La production de l’album, entièrement assurée par Rebekka elle-même, est un autre trait caractéristique. Bien qu’elle ait une grande expérience de la production de musiques de films, c’est la première fois qu’elle produit elle-même l’un de ses albums solo. Elle était convaincue qu’une vision singulière était nécessaire pour préserver l’intégrité de l’œuvre. « Lorsque je réalise des musiques de film, j’ai l’habitude de tout produire moi-même, mais j’ai toujours ressenti le besoin de prendre de la distance par rapport à mon propre travail. Avec cet album, j’ai voulu protéger le matériel. Je ne voulais pas que quelqu’un me dise : « Ajoutez des instruments » ou « Rendez-le plus commercial ». Le mixage final, réalisé par David Chalmin, et le mastering par Taylor Dupree, ont mis en lumière sa vision. « Il y a eu des difficultés à travailler avec autant de couches vocales », admet-elle, « mais cela en valait la peine. C’était amusant, et j’ai beaucoup appris sur les limites et les possibilités de l’utilisation de la voix seule ».

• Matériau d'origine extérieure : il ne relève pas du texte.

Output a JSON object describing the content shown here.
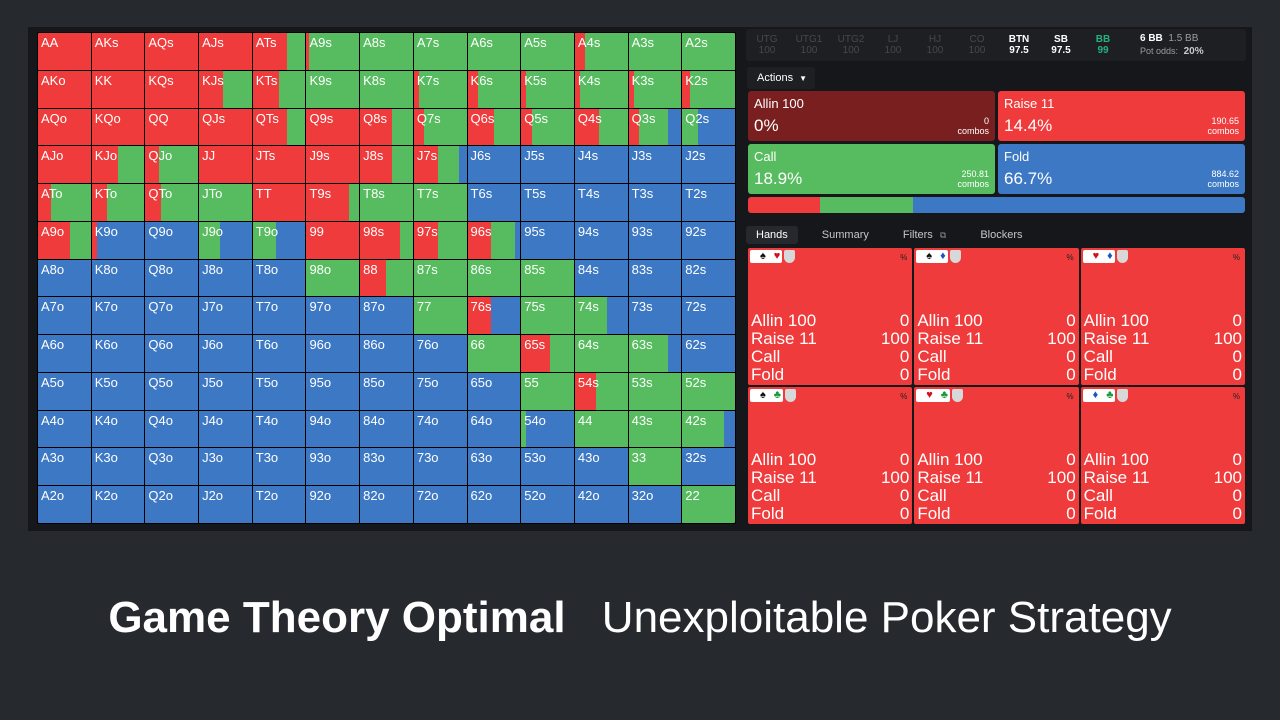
{
  "colors": {
    "raise": "#ef3b3b",
    "call": "#57bc5f",
    "fold": "#3d78c4",
    "allin": "#7a1f1f"
  },
  "grid": {
    "hands": [
      [
        "AA",
        "AKs",
        "AQs",
        "AJs",
        "ATs",
        "A9s",
        "A8s",
        "A7s",
        "A6s",
        "A5s",
        "A4s",
        "A3s",
        "A2s"
      ],
      [
        "AKo",
        "KK",
        "KQs",
        "KJs",
        "KTs",
        "K9s",
        "K8s",
        "K7s",
        "K6s",
        "K5s",
        "K4s",
        "K3s",
        "K2s"
      ],
      [
        "AQo",
        "KQo",
        "QQ",
        "QJs",
        "QTs",
        "Q9s",
        "Q8s",
        "Q7s",
        "Q6s",
        "Q5s",
        "Q4s",
        "Q3s",
        "Q2s"
      ],
      [
        "AJo",
        "KJo",
        "QJo",
        "JJ",
        "JTs",
        "J9s",
        "J8s",
        "J7s",
        "J6s",
        "J5s",
        "J4s",
        "J3s",
        "J2s"
      ],
      [
        "ATo",
        "KTo",
        "QTo",
        "JTo",
        "TT",
        "T9s",
        "T8s",
        "T7s",
        "T6s",
        "T5s",
        "T4s",
        "T3s",
        "T2s"
      ],
      [
        "A9o",
        "K9o",
        "Q9o",
        "J9o",
        "T9o",
        "99",
        "98s",
        "97s",
        "96s",
        "95s",
        "94s",
        "93s",
        "92s"
      ],
      [
        "A8o",
        "K8o",
        "Q8o",
        "J8o",
        "T8o",
        "98o",
        "88",
        "87s",
        "86s",
        "85s",
        "84s",
        "83s",
        "82s"
      ],
      [
        "A7o",
        "K7o",
        "Q7o",
        "J7o",
        "T7o",
        "97o",
        "87o",
        "77",
        "76s",
        "75s",
        "74s",
        "73s",
        "72s"
      ],
      [
        "A6o",
        "K6o",
        "Q6o",
        "J6o",
        "T6o",
        "96o",
        "86o",
        "76o",
        "66",
        "65s",
        "64s",
        "63s",
        "62s"
      ],
      [
        "A5o",
        "K5o",
        "Q5o",
        "J5o",
        "T5o",
        "95o",
        "85o",
        "75o",
        "65o",
        "55",
        "54s",
        "53s",
        "52s"
      ],
      [
        "A4o",
        "K4o",
        "Q4o",
        "J4o",
        "T4o",
        "94o",
        "84o",
        "74o",
        "64o",
        "54o",
        "44",
        "43s",
        "42s"
      ],
      [
        "A3o",
        "K3o",
        "Q3o",
        "J3o",
        "T3o",
        "93o",
        "83o",
        "73o",
        "63o",
        "53o",
        "43o",
        "33",
        "32s"
      ],
      [
        "A2o",
        "K2o",
        "Q2o",
        "J2o",
        "T2o",
        "92o",
        "82o",
        "72o",
        "62o",
        "52o",
        "42o",
        "32o",
        "22"
      ]
    ],
    "frequencies_raise_call_fold": [
      [
        [
          100,
          0,
          0
        ],
        [
          100,
          0,
          0
        ],
        [
          100,
          0,
          0
        ],
        [
          100,
          0,
          0
        ],
        [
          65,
          35,
          0
        ],
        [
          5,
          95,
          0
        ],
        [
          0,
          100,
          0
        ],
        [
          0,
          100,
          0
        ],
        [
          0,
          100,
          0
        ],
        [
          0,
          100,
          0
        ],
        [
          20,
          80,
          0
        ],
        [
          0,
          100,
          0
        ],
        [
          0,
          100,
          0
        ]
      ],
      [
        [
          100,
          0,
          0
        ],
        [
          100,
          0,
          0
        ],
        [
          100,
          0,
          0
        ],
        [
          45,
          55,
          0
        ],
        [
          50,
          50,
          0
        ],
        [
          0,
          100,
          0
        ],
        [
          0,
          100,
          0
        ],
        [
          10,
          90,
          0
        ],
        [
          20,
          80,
          0
        ],
        [
          10,
          90,
          0
        ],
        [
          10,
          90,
          0
        ],
        [
          10,
          90,
          0
        ],
        [
          15,
          85,
          0
        ]
      ],
      [
        [
          100,
          0,
          0
        ],
        [
          100,
          0,
          0
        ],
        [
          100,
          0,
          0
        ],
        [
          100,
          0,
          0
        ],
        [
          65,
          35,
          0
        ],
        [
          100,
          0,
          0
        ],
        [
          60,
          40,
          0
        ],
        [
          20,
          80,
          0
        ],
        [
          50,
          50,
          0
        ],
        [
          20,
          80,
          0
        ],
        [
          45,
          55,
          0
        ],
        [
          20,
          55,
          25
        ],
        [
          0,
          30,
          70
        ]
      ],
      [
        [
          100,
          0,
          0
        ],
        [
          50,
          50,
          0
        ],
        [
          25,
          75,
          0
        ],
        [
          100,
          0,
          0
        ],
        [
          100,
          0,
          0
        ],
        [
          100,
          0,
          0
        ],
        [
          60,
          40,
          0
        ],
        [
          45,
          40,
          15
        ],
        [
          0,
          0,
          100
        ],
        [
          0,
          0,
          100
        ],
        [
          0,
          0,
          100
        ],
        [
          0,
          0,
          100
        ],
        [
          0,
          0,
          100
        ]
      ],
      [
        [
          25,
          75,
          0
        ],
        [
          30,
          70,
          0
        ],
        [
          30,
          70,
          0
        ],
        [
          0,
          100,
          0
        ],
        [
          100,
          0,
          0
        ],
        [
          80,
          20,
          0
        ],
        [
          0,
          100,
          0
        ],
        [
          0,
          100,
          0
        ],
        [
          0,
          0,
          100
        ],
        [
          0,
          0,
          100
        ],
        [
          0,
          0,
          100
        ],
        [
          0,
          0,
          100
        ],
        [
          0,
          0,
          100
        ]
      ],
      [
        [
          60,
          40,
          0
        ],
        [
          10,
          0,
          90
        ],
        [
          0,
          0,
          100
        ],
        [
          0,
          40,
          60
        ],
        [
          0,
          45,
          55
        ],
        [
          100,
          0,
          0
        ],
        [
          75,
          25,
          0
        ],
        [
          45,
          55,
          0
        ],
        [
          45,
          45,
          10
        ],
        [
          0,
          0,
          100
        ],
        [
          0,
          0,
          100
        ],
        [
          0,
          0,
          100
        ],
        [
          0,
          0,
          100
        ]
      ],
      [
        [
          0,
          0,
          100
        ],
        [
          0,
          0,
          100
        ],
        [
          0,
          0,
          100
        ],
        [
          0,
          0,
          100
        ],
        [
          0,
          0,
          100
        ],
        [
          0,
          100,
          0
        ],
        [
          50,
          50,
          0
        ],
        [
          0,
          100,
          0
        ],
        [
          0,
          100,
          0
        ],
        [
          0,
          100,
          0
        ],
        [
          0,
          0,
          100
        ],
        [
          0,
          0,
          100
        ],
        [
          0,
          0,
          100
        ]
      ],
      [
        [
          0,
          0,
          100
        ],
        [
          0,
          0,
          100
        ],
        [
          0,
          0,
          100
        ],
        [
          0,
          0,
          100
        ],
        [
          0,
          0,
          100
        ],
        [
          0,
          0,
          100
        ],
        [
          0,
          0,
          100
        ],
        [
          0,
          100,
          0
        ],
        [
          45,
          0,
          55
        ],
        [
          0,
          100,
          0
        ],
        [
          0,
          60,
          40
        ],
        [
          0,
          0,
          100
        ],
        [
          0,
          0,
          100
        ]
      ],
      [
        [
          0,
          0,
          100
        ],
        [
          0,
          0,
          100
        ],
        [
          0,
          0,
          100
        ],
        [
          0,
          0,
          100
        ],
        [
          0,
          0,
          100
        ],
        [
          0,
          0,
          100
        ],
        [
          0,
          0,
          100
        ],
        [
          0,
          0,
          100
        ],
        [
          0,
          100,
          0
        ],
        [
          55,
          45,
          0
        ],
        [
          0,
          100,
          0
        ],
        [
          0,
          75,
          25
        ],
        [
          0,
          0,
          100
        ]
      ],
      [
        [
          0,
          0,
          100
        ],
        [
          0,
          0,
          100
        ],
        [
          0,
          0,
          100
        ],
        [
          0,
          0,
          100
        ],
        [
          0,
          0,
          100
        ],
        [
          0,
          0,
          100
        ],
        [
          0,
          0,
          100
        ],
        [
          0,
          0,
          100
        ],
        [
          0,
          0,
          100
        ],
        [
          0,
          100,
          0
        ],
        [
          40,
          60,
          0
        ],
        [
          0,
          100,
          0
        ],
        [
          0,
          100,
          0
        ]
      ],
      [
        [
          0,
          0,
          100
        ],
        [
          0,
          0,
          100
        ],
        [
          0,
          0,
          100
        ],
        [
          0,
          0,
          100
        ],
        [
          0,
          0,
          100
        ],
        [
          0,
          0,
          100
        ],
        [
          0,
          0,
          100
        ],
        [
          0,
          0,
          100
        ],
        [
          0,
          0,
          100
        ],
        [
          0,
          10,
          90
        ],
        [
          0,
          100,
          0
        ],
        [
          0,
          100,
          0
        ],
        [
          0,
          80,
          20
        ]
      ],
      [
        [
          0,
          0,
          100
        ],
        [
          0,
          0,
          100
        ],
        [
          0,
          0,
          100
        ],
        [
          0,
          0,
          100
        ],
        [
          0,
          0,
          100
        ],
        [
          0,
          0,
          100
        ],
        [
          0,
          0,
          100
        ],
        [
          0,
          0,
          100
        ],
        [
          0,
          0,
          100
        ],
        [
          0,
          0,
          100
        ],
        [
          0,
          0,
          100
        ],
        [
          0,
          100,
          0
        ],
        [
          0,
          0,
          100
        ]
      ],
      [
        [
          0,
          0,
          100
        ],
        [
          0,
          0,
          100
        ],
        [
          0,
          0,
          100
        ],
        [
          0,
          0,
          100
        ],
        [
          0,
          0,
          100
        ],
        [
          0,
          0,
          100
        ],
        [
          0,
          0,
          100
        ],
        [
          0,
          0,
          100
        ],
        [
          0,
          0,
          100
        ],
        [
          0,
          0,
          100
        ],
        [
          0,
          0,
          100
        ],
        [
          0,
          0,
          100
        ],
        [
          0,
          100,
          0
        ]
      ]
    ]
  },
  "positions": [
    {
      "name": "UTG",
      "stack": "100",
      "state": "inactive"
    },
    {
      "name": "UTG1",
      "stack": "100",
      "state": "inactive"
    },
    {
      "name": "UTG2",
      "stack": "100",
      "state": "inactive"
    },
    {
      "name": "LJ",
      "stack": "100",
      "state": "inactive"
    },
    {
      "name": "HJ",
      "stack": "100",
      "state": "inactive"
    },
    {
      "name": "CO",
      "stack": "100",
      "state": "inactive"
    },
    {
      "name": "BTN",
      "stack": "97.5",
      "state": "active"
    },
    {
      "name": "SB",
      "stack": "97.5",
      "state": "active"
    },
    {
      "name": "BB",
      "stack": "99",
      "state": "bb"
    }
  ],
  "stack_info": {
    "pot": "6 BB",
    "bet": "1.5 BB",
    "odds_label": "Pot odds:",
    "odds_value": "20%"
  },
  "actions_label": "Actions",
  "action_boxes": [
    {
      "name": "Allin 100",
      "pct": "0%",
      "combos": "0",
      "combos_label": "combos",
      "color": "#7a1f1f"
    },
    {
      "name": "Raise 11",
      "pct": "14.4%",
      "combos": "190.65",
      "combos_label": "combos",
      "color": "#ef3b3b"
    },
    {
      "name": "Call",
      "pct": "18.9%",
      "combos": "250.81",
      "combos_label": "combos",
      "color": "#57bc5f"
    },
    {
      "name": "Fold",
      "pct": "66.7%",
      "combos": "884.62",
      "combos_label": "combos",
      "color": "#3d78c4"
    }
  ],
  "freq_bar": {
    "raise": 14.4,
    "call": 18.9,
    "fold": 66.7
  },
  "tabs": [
    "Hands",
    "Summary",
    "Filters",
    "Blockers"
  ],
  "hand_cards": [
    {
      "c1": "A",
      "s1": "♠",
      "s1c": "blk-suit",
      "c2": "A",
      "s2": "♥",
      "s2c": "red-suit"
    },
    {
      "c1": "A",
      "s1": "♠",
      "s1c": "blk-suit",
      "c2": "A",
      "s2": "♦",
      "s2c": "blu-suit"
    },
    {
      "c1": "A",
      "s1": "♥",
      "s1c": "red-suit",
      "c2": "A",
      "s2": "♦",
      "s2c": "blu-suit"
    },
    {
      "c1": "A",
      "s1": "♠",
      "s1c": "blk-suit",
      "c2": "A",
      "s2": "♣",
      "s2c": "grn-suit"
    },
    {
      "c1": "A",
      "s1": "♥",
      "s1c": "red-suit",
      "c2": "A",
      "s2": "♣",
      "s2c": "grn-suit"
    },
    {
      "c1": "A",
      "s1": "♦",
      "s1c": "blu-suit",
      "c2": "A",
      "s2": "♣",
      "s2c": "grn-suit"
    }
  ],
  "hand_rows": [
    {
      "label": "Allin 100",
      "value": "0"
    },
    {
      "label": "Raise 11",
      "value": "100"
    },
    {
      "label": "Call",
      "value": "0"
    },
    {
      "label": "Fold",
      "value": "0"
    }
  ],
  "pct_symbol": "%",
  "caption": {
    "bold": "Game Theory Optimal",
    "regular": "Unexploitable Poker Strategy"
  }
}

The Bell Tower offre en fin de compte une expérience d’écoute immersive et réfléchie qui combine l’aspiration spirituelle de Rilke, la sagesse environnementale de Macy et le propre paysage émotionnel de Rebekka. C’est un album sur le deuil, l’espoir et le besoin urgent de se reconnecter à la planète. Grâce à une manipulation artistique de la voix, The Bell Tower capture la beauté, la douleur et la transcendance de notre existence commune sur Terre. « Une idée qui résonne en moi ces derniers temps et que nous devons profondément comprendre est que nous sommes tous faits de la même poussière d’étoile. Lorsque nous détruisons la nature, nous nous détruisons nous-mêmes. C’est ce qu’a été l’écriture de cet album, une tentative d’approfondir cette notion ».